We must make snap decisions daily that involve life and death. Sometimes we make good decisions and sometimes, things don’t go as expected. In the eyes of some, discretion suggests cowardice, but to me, discretion suggests a good command of resources and appropriate application of force to create leverage, thus defeating an enemy. Napoleonic conflict didn’t go out of vogue because it was effective; instead commanders realized the solution was impossible if there were a finite number of live bodies available. Thus, there was a practical need to change their approach.
If I may appeal to your rational side, if safe practices are really just sucking the life out of you, then try thinking about it from the perspective of your survivors. When you go off half-cocked and do something you think might be “heroic”, the rest of us often have to clean up the resultant mess. You may be off to Valhalla or whatever it is you believe in, but the rest of us earthbound souls have to pick up where you left off, get the kids to school, pay the bills, go to other calls, etcetera, etcetera. Like it or not, when you tap out 5-5-5-5 on us, life goes on down here. If you want valor, talk to a mother supporting several young children on a firefighter death benefit, or those same children who must go on and now won’t get to see Daddy at Christmas.
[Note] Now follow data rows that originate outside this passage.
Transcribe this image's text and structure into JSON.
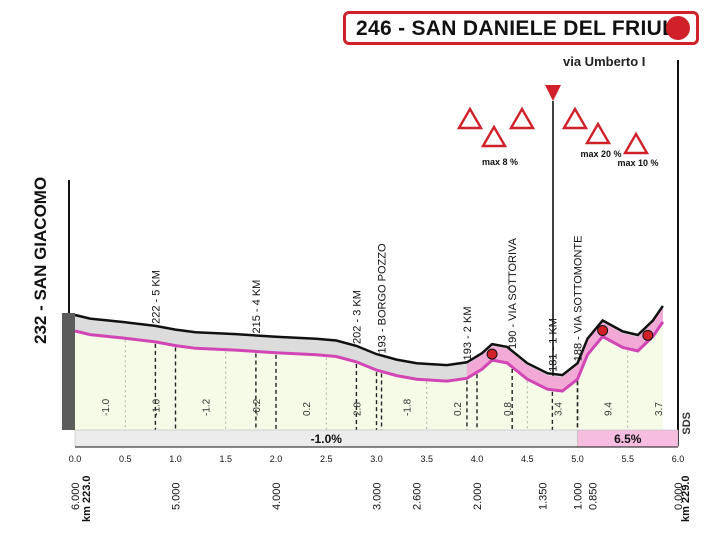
{
  "chart_data": {
    "type": "area",
    "title": "246 - SAN DANIELE DEL FRIULI",
    "subtitle": "via Umberto I",
    "start_label": "232 - SAN GIACOMO",
    "logo": "SDS",
    "xlim": [
      0,
      6.0
    ],
    "x_ticks": [
      "0.0",
      "0.5",
      "1.0",
      "1.5",
      "2.0",
      "2.5",
      "3.0",
      "3.5",
      "4.0",
      "4.5",
      "5.0",
      "5.5",
      "6.0"
    ],
    "remaining_km_labels": [
      {
        "km": 0.0,
        "label": "6.000"
      },
      {
        "km": 1.0,
        "label": "5.000"
      },
      {
        "km": 2.0,
        "label": "4.000"
      },
      {
        "km": 3.0,
        "label": "3.000"
      },
      {
        "km": 3.4,
        "label": "2.600"
      },
      {
        "km": 4.0,
        "label": "2.000"
      },
      {
        "km": 4.65,
        "label": "1.350"
      },
      {
        "km": 5.0,
        "label": "1.000"
      },
      {
        "km": 5.15,
        "label": "0.850"
      },
      {
        "km": 6.0,
        "label": "0.000"
      }
    ],
    "start_km": "km 223.0",
    "end_km": "km 229.0",
    "profile": [
      {
        "x": 0.0,
        "y": 0.0
      },
      {
        "x": 0.15,
        "y": -0.4
      },
      {
        "x": 0.5,
        "y": -0.8
      },
      {
        "x": 0.8,
        "y": -1.2
      },
      {
        "x": 1.0,
        "y": -1.6
      },
      {
        "x": 1.2,
        "y": -1.9
      },
      {
        "x": 1.6,
        "y": -2.1
      },
      {
        "x": 2.0,
        "y": -2.4
      },
      {
        "x": 2.4,
        "y": -2.6
      },
      {
        "x": 2.6,
        "y": -2.8
      },
      {
        "x": 2.8,
        "y": -3.4
      },
      {
        "x": 3.0,
        "y": -4.3
      },
      {
        "x": 3.2,
        "y": -4.9
      },
      {
        "x": 3.4,
        "y": -5.3
      },
      {
        "x": 3.7,
        "y": -5.5
      },
      {
        "x": 3.9,
        "y": -5.2
      },
      {
        "x": 4.05,
        "y": -4.2
      },
      {
        "x": 4.15,
        "y": -3.2
      },
      {
        "x": 4.3,
        "y": -3.5
      },
      {
        "x": 4.5,
        "y": -5.3
      },
      {
        "x": 4.7,
        "y": -6.4
      },
      {
        "x": 4.85,
        "y": -6.6
      },
      {
        "x": 5.0,
        "y": -5.3
      },
      {
        "x": 5.1,
        "y": -2.6
      },
      {
        "x": 5.25,
        "y": -0.6
      },
      {
        "x": 5.45,
        "y": -1.8
      },
      {
        "x": 5.6,
        "y": -2.2
      },
      {
        "x": 5.75,
        "y": -0.6
      },
      {
        "x": 5.85,
        "y": 1.0
      }
    ],
    "segment_gradients": [
      {
        "km": 0.3,
        "value": "-1.0"
      },
      {
        "km": 0.8,
        "value": "-1.0"
      },
      {
        "km": 1.3,
        "value": "-1.2"
      },
      {
        "km": 1.8,
        "value": "-0.2"
      },
      {
        "km": 2.3,
        "value": "0.2"
      },
      {
        "km": 2.8,
        "value": "2.8"
      },
      {
        "km": 3.3,
        "value": "-1.8"
      },
      {
        "km": 3.8,
        "value": "0.2"
      },
      {
        "km": 4.3,
        "value": "0.8"
      },
      {
        "km": 4.8,
        "value": "3.4"
      },
      {
        "km": 5.3,
        "value": "9.4"
      },
      {
        "km": 5.8,
        "value": "3.7"
      }
    ],
    "gradient_bands": [
      {
        "from": 0.0,
        "to": 5.0,
        "label": "-1.0%",
        "color": "#ececec"
      },
      {
        "from": 5.0,
        "to": 6.0,
        "label": "6.5%",
        "color": "#f7bde0"
      }
    ],
    "landmarks": [
      {
        "km": 0.8,
        "label": "222 - 5 KM"
      },
      {
        "km": 1.8,
        "label": "215 - 4 KM"
      },
      {
        "km": 2.8,
        "label": "202 - 3 KM"
      },
      {
        "km": 3.05,
        "label": "193 - BORGO POZZO"
      },
      {
        "km": 3.9,
        "label": "193 - 2 KM"
      },
      {
        "km": 4.35,
        "label": "190 - VIA SOTTORIVA"
      },
      {
        "km": 4.75,
        "label": "181 - 1 KM"
      },
      {
        "km": 5.0,
        "label": "188 - VIA SOTTOMONTE"
      }
    ],
    "steep_markers": [
      {
        "km": 4.15,
        "label": "max 8 %"
      },
      {
        "km": 5.25,
        "label": "max 20 %"
      },
      {
        "km": 5.7,
        "label": "max 10 %"
      }
    ],
    "signs": [
      {
        "type": "narrow-road",
        "label_x": 468
      },
      {
        "type": "steep-climb",
        "label_x": 492
      },
      {
        "type": "turn-left",
        "label_x": 522
      },
      {
        "type": "flamme-rouge",
        "label_x": 553
      },
      {
        "type": "turn-left",
        "label_x": 575
      },
      {
        "type": "steep-climb",
        "label_x": 598
      },
      {
        "type": "steep-climb",
        "label_x": 636
      }
    ]
  }
}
Those individuals represent valor to me.
Discretion is, in truth, the better part of valor, if you are of the belief that there is more to life than another parking lot. Sometimes it takes more courage to push on. If you can’t see that for yourself, put yourself in the shoes of those who have to deal with the aftermath. If you’re not going to be safe for your own sake, do it for your family. There’s nothing heroic about making dumb choices.
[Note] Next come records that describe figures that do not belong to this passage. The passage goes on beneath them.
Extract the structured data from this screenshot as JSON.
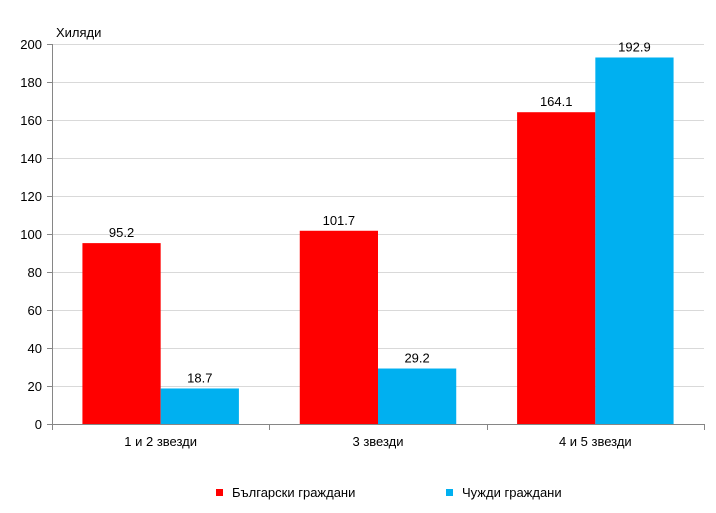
{
  "chart_data": {
    "type": "bar",
    "ylabel": "Хиляди",
    "xlabel": "",
    "title": "",
    "categories": [
      "1 и 2 звезди",
      "3 звезди",
      "4 и 5 звезди"
    ],
    "series": [
      {
        "name": "Български граждани",
        "color": "#ff0000",
        "values": [
          95.2,
          101.7,
          164.1
        ]
      },
      {
        "name": "Чужди граждани",
        "color": "#00b0f0",
        "values": [
          18.7,
          29.2,
          192.9
        ]
      }
    ],
    "ylim": [
      0,
      200
    ],
    "yticks": [
      0,
      20,
      40,
      60,
      80,
      100,
      120,
      140,
      160,
      180,
      200
    ],
    "grid": true,
    "legend": "bottom"
  }
}
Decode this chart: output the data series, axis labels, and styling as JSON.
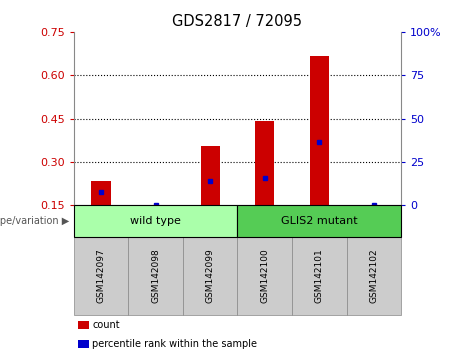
{
  "title": "GDS2817 / 72095",
  "samples": [
    "GSM142097",
    "GSM142098",
    "GSM142099",
    "GSM142100",
    "GSM142101",
    "GSM142102"
  ],
  "bar_heights": [
    0.235,
    0.15,
    0.355,
    0.44,
    0.665,
    0.15
  ],
  "percentile_values": [
    0.195,
    0.15,
    0.235,
    0.245,
    0.37,
    0.15
  ],
  "ylim_left": [
    0.15,
    0.75
  ],
  "ylim_right": [
    0,
    100
  ],
  "yticks_left": [
    0.15,
    0.3,
    0.45,
    0.6,
    0.75
  ],
  "ytick_labels_left": [
    "0.15",
    "0.30",
    "0.45",
    "0.60",
    "0.75"
  ],
  "yticks_right": [
    0,
    25,
    50,
    75,
    100
  ],
  "ytick_labels_right": [
    "0",
    "25",
    "50",
    "75",
    "100%"
  ],
  "bar_color": "#cc0000",
  "percentile_color": "#0000cc",
  "bar_width": 0.35,
  "groups": [
    {
      "label": "wild type",
      "start": 0,
      "end": 3,
      "color": "#aaffaa"
    },
    {
      "label": "GLIS2 mutant",
      "start": 3,
      "end": 6,
      "color": "#55cc55"
    }
  ],
  "genotype_label": "genotype/variation",
  "legend_items": [
    {
      "label": "count",
      "color": "#cc0000"
    },
    {
      "label": "percentile rank within the sample",
      "color": "#0000cc"
    }
  ],
  "grid_color": "black",
  "tick_label_color_left": "#cc0000",
  "tick_label_color_right": "#0000cc",
  "sample_bg_color": "#cccccc",
  "wild_type_color": "#aaffaa",
  "mutant_color": "#55cc55"
}
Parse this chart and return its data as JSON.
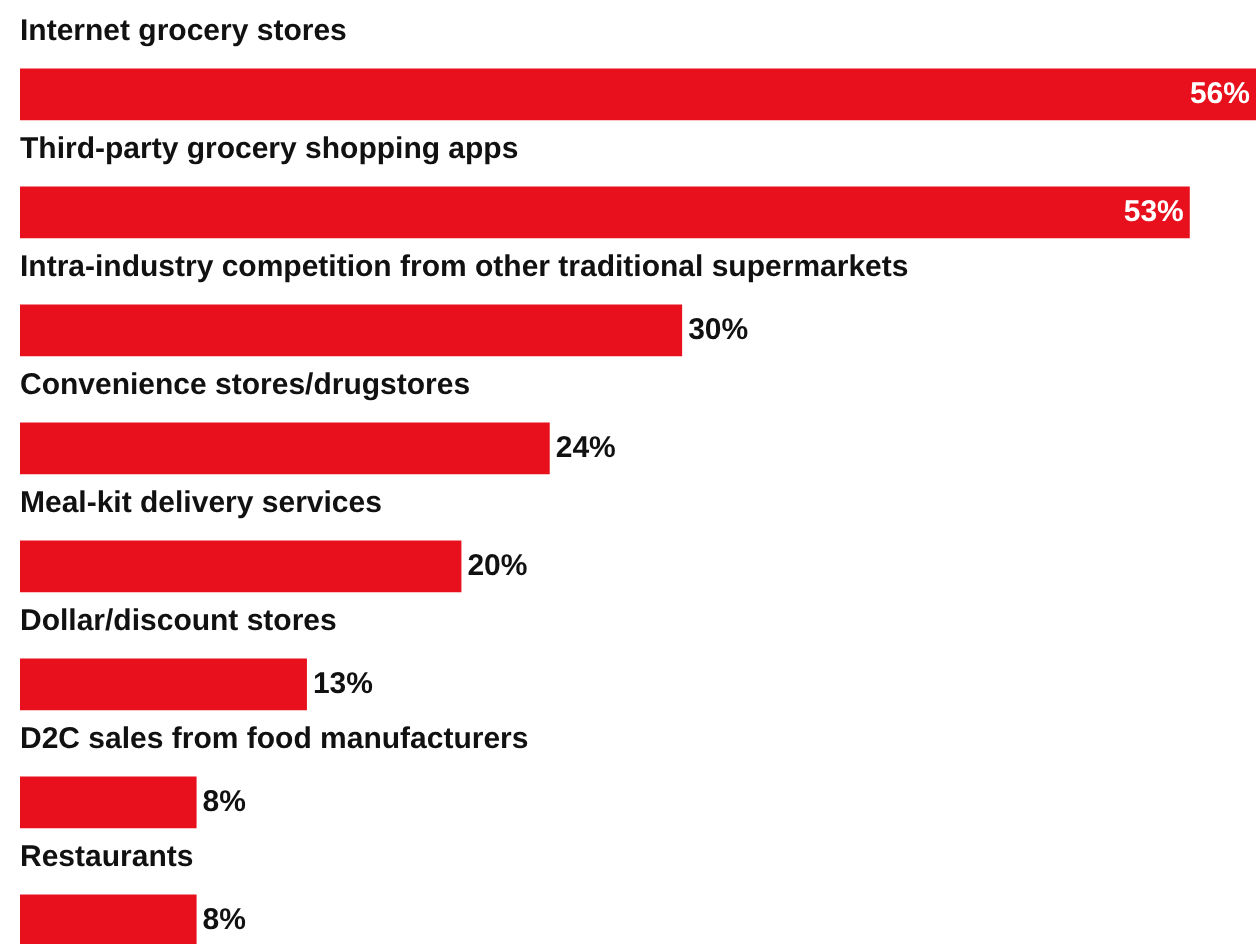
{
  "chart_data": {
    "type": "bar",
    "orientation": "horizontal",
    "categories": [
      "Internet grocery stores",
      "Third-party grocery shopping apps",
      "Intra-industry competition from other traditional supermarkets",
      "Convenience stores/drugstores",
      "Meal-kit delivery services",
      "Dollar/discount stores",
      "D2C sales from food manufacturers",
      "Restaurants"
    ],
    "values": [
      56,
      53,
      30,
      24,
      20,
      13,
      8,
      8
    ],
    "value_labels": [
      "56%",
      "53%",
      "30%",
      "24%",
      "20%",
      "13%",
      "8%",
      "8%"
    ],
    "color": "#e8101c"
  }
}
While the vest-wearers may have a job we don’t like as much, in essence, they are there to protect ourselves from ourselves. We have to pull back on the reins sometimes and that goes against what some of you all might like, but honestly, we need a much more mature attitude from everyone on the team when it comes to approach of our most dangerous situations. Like we football coaches say to the youngster who has just done his best T.O. imitation in the end zone: “Act like you’ve been there before.” If we can all exhibit calm, cool, professional behavior, not only will we conquer every emergency, but we might live to talk about it later.